Günümüzde daha çok Türk Marşı olarak adlandırılan 11 numaralı Piyano Sonatı, 40. Senfonisi, 21. Numaralı Piyano Konçertosu ve pek tabii tarihin en büyük bestelerinden Requiem bu muhteşem insandan geriye kalan yüzlerce çalışmadan ilk etapta akla gelenler.

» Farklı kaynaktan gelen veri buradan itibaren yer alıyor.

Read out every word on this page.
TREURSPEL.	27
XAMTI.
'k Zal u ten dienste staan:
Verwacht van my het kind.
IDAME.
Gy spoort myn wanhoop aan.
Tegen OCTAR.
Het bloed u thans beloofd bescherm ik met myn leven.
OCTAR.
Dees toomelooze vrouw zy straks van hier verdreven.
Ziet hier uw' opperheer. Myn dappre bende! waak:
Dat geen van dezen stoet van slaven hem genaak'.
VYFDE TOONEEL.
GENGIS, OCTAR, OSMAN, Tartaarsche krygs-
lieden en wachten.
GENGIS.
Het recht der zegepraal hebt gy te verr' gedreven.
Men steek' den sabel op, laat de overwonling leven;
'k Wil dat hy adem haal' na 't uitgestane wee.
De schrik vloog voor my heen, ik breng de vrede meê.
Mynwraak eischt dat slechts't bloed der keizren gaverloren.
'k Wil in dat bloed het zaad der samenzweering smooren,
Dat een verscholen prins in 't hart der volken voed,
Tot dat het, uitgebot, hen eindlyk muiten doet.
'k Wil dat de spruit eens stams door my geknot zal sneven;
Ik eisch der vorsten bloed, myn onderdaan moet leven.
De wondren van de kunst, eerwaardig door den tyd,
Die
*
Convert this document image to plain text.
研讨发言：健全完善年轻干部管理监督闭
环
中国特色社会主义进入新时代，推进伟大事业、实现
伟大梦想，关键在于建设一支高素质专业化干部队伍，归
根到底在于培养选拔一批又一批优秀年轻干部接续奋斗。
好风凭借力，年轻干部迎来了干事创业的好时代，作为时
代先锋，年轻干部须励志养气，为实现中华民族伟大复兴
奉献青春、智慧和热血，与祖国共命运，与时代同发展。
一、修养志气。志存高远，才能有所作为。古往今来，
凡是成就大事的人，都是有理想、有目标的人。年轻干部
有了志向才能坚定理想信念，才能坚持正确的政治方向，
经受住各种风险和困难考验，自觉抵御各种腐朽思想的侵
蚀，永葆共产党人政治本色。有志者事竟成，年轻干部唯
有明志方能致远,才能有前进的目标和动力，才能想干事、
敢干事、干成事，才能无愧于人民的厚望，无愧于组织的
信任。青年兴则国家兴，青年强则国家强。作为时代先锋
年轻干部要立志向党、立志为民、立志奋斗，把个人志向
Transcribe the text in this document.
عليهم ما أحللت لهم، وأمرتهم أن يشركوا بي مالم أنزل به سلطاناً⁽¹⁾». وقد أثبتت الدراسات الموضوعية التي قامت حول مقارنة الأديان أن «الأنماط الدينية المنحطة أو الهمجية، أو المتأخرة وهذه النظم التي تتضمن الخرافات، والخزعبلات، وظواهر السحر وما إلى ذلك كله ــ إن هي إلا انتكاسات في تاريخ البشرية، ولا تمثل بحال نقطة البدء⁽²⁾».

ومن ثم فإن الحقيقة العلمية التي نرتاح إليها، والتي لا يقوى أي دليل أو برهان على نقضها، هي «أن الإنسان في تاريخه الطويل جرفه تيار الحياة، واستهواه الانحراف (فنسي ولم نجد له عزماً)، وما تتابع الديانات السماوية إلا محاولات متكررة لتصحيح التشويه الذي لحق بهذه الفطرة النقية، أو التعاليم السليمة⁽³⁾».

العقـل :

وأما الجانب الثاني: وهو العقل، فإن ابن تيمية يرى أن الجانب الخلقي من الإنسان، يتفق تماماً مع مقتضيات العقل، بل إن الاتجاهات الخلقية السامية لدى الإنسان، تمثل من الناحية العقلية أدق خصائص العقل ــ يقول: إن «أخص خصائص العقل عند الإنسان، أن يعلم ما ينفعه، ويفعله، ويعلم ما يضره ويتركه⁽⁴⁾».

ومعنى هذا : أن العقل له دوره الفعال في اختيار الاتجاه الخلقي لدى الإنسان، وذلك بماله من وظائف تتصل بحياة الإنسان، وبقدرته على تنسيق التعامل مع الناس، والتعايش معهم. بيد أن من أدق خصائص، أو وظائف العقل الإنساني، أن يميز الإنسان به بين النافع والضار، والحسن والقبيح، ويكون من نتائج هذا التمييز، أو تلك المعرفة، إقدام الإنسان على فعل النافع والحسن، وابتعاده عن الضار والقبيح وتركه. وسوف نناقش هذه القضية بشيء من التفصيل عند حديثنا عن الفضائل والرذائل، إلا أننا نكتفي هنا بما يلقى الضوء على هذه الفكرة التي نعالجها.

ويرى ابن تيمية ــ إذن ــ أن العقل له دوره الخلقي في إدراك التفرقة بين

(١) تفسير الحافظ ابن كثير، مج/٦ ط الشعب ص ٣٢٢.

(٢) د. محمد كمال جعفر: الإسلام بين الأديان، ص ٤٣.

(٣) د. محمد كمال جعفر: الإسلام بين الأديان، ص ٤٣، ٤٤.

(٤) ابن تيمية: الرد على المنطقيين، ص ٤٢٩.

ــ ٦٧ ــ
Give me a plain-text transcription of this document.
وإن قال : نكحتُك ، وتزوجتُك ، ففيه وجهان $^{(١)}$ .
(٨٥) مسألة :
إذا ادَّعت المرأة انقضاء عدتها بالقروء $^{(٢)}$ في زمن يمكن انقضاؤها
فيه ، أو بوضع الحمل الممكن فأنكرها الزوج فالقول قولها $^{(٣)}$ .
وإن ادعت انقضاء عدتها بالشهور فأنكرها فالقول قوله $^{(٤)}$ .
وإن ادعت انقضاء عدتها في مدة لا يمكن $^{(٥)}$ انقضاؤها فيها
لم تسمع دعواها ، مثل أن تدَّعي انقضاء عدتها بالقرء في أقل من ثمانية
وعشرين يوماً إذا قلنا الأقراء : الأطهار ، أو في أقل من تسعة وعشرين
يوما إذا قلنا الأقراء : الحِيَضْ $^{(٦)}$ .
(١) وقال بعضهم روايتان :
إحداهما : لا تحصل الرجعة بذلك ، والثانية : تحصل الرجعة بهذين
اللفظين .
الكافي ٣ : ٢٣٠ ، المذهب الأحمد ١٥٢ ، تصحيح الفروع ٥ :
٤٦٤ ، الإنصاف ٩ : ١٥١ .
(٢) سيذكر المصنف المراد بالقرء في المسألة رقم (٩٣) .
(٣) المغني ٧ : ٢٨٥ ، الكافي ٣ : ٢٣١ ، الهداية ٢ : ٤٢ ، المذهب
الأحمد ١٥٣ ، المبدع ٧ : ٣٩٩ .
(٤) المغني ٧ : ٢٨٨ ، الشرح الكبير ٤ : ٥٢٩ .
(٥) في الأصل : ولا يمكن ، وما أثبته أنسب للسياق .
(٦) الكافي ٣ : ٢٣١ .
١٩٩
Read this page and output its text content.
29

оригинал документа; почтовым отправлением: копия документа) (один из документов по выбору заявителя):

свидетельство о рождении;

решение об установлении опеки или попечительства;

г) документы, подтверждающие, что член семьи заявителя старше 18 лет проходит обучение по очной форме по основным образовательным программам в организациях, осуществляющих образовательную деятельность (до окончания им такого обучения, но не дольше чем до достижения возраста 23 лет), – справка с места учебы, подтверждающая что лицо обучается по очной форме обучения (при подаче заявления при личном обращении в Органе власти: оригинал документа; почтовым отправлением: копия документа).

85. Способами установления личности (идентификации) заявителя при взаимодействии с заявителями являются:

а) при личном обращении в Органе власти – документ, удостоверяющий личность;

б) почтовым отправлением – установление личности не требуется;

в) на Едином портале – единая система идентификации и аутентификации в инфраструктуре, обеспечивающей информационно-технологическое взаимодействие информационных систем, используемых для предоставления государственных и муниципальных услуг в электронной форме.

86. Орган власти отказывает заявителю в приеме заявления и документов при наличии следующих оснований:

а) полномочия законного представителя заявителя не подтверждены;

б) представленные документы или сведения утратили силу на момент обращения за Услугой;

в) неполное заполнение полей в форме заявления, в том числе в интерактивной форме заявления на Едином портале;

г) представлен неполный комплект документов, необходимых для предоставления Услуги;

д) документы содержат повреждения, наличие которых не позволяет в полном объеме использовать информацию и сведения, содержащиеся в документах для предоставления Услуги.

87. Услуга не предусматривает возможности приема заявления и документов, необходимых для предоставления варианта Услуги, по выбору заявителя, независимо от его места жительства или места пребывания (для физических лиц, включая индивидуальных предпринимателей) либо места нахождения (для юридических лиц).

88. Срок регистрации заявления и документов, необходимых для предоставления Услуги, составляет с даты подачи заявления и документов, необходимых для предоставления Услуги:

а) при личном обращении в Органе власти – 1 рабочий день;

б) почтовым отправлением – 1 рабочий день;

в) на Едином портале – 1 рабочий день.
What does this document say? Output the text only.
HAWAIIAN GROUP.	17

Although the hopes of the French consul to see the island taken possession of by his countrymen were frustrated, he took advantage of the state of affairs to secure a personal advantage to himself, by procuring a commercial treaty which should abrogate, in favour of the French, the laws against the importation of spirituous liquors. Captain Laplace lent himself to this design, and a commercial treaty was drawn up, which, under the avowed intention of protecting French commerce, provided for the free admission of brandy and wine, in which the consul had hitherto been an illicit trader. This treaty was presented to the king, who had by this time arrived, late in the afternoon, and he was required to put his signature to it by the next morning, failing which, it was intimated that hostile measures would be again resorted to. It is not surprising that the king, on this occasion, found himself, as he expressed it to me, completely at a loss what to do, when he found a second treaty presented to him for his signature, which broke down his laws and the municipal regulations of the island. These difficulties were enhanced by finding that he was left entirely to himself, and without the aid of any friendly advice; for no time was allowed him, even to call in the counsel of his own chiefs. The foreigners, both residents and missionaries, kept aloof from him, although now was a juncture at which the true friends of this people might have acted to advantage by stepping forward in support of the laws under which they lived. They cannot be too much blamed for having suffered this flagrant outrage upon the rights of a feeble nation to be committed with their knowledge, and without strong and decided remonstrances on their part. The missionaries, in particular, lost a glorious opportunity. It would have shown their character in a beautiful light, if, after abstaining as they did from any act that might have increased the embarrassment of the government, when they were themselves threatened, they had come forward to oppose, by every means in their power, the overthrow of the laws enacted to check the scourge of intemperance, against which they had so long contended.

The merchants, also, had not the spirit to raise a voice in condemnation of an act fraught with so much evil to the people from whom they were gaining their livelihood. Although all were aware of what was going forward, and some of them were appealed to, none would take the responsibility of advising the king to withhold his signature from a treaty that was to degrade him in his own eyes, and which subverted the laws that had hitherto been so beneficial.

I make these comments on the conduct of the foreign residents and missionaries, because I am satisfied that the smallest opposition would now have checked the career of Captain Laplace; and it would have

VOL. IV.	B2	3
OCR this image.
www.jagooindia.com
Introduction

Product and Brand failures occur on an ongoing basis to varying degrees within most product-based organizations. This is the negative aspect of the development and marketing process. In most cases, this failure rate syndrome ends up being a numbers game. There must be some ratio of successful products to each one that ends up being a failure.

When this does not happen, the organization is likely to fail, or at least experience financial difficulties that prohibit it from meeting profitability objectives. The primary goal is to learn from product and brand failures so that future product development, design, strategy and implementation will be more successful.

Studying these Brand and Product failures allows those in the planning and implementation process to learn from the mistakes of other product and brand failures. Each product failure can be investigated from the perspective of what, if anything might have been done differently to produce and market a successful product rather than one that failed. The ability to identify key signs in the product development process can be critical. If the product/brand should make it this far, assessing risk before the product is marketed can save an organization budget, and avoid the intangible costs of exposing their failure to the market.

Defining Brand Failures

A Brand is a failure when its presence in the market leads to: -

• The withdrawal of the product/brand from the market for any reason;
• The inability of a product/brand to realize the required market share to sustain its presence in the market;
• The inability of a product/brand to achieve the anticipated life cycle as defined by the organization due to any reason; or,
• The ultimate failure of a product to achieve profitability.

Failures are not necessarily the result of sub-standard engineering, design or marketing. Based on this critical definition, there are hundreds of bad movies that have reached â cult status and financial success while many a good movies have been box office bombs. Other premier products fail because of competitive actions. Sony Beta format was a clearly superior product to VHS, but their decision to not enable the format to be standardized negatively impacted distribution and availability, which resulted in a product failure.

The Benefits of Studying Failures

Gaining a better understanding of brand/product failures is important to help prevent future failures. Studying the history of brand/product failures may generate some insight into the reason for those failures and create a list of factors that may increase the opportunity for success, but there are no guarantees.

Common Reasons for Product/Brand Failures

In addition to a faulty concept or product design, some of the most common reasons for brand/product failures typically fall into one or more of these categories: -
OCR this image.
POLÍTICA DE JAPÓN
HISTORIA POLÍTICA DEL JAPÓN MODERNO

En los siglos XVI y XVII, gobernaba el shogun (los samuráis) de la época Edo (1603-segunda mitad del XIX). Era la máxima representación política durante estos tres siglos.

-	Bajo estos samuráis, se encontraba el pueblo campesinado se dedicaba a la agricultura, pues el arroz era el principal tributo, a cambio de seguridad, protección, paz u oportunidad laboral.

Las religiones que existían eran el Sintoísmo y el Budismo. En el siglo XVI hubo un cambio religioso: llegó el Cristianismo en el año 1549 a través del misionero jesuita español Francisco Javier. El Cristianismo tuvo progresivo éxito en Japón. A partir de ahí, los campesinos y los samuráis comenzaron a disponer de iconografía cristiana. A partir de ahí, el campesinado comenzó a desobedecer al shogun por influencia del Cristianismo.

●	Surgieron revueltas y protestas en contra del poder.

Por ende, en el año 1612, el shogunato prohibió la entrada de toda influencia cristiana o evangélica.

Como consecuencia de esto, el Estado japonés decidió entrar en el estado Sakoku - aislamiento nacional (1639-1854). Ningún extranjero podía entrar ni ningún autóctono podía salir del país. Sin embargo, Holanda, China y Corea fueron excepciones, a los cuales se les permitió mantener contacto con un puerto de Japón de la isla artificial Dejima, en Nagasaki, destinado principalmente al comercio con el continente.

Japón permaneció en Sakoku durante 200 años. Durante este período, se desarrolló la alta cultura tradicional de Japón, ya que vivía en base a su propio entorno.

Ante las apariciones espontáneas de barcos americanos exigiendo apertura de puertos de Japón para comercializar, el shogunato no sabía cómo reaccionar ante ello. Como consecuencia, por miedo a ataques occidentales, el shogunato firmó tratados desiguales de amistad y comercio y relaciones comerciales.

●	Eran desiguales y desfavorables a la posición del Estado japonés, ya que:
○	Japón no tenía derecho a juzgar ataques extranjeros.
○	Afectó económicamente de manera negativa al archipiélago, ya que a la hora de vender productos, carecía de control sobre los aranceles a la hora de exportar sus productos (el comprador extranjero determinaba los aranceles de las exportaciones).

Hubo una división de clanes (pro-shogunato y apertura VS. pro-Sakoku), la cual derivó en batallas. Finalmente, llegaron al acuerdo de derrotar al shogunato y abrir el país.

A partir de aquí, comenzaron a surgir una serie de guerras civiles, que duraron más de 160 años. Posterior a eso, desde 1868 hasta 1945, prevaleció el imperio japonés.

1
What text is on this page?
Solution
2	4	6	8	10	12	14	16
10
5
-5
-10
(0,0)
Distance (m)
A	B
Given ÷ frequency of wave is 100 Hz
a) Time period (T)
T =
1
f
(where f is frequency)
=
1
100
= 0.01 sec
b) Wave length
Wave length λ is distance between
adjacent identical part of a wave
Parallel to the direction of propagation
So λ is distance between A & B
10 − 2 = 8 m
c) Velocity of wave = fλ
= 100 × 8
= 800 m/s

Requiem’i Kont Count Franz von Walsegg-Stuppach’ın ölüm döşeğinde olan eşi için bestelemeye başlayan Mozart’ın kendi sağlık durumu da gün geçtikçe kötüye gitmeye başlar. Hayatı boyunca hassas bir bünyeye sahip olan Mozart, dönemin koşulları da düşünülecek olursa ne yazık ki içinde bulunduğu ağır temponun da etkisiyle hastalığına yenik düşer. Kendisine gelen son sipariş olan Requiem üzerindeki nihaiyi çalışmayı yapmak da öğrencisi Süssmayr’a kalır.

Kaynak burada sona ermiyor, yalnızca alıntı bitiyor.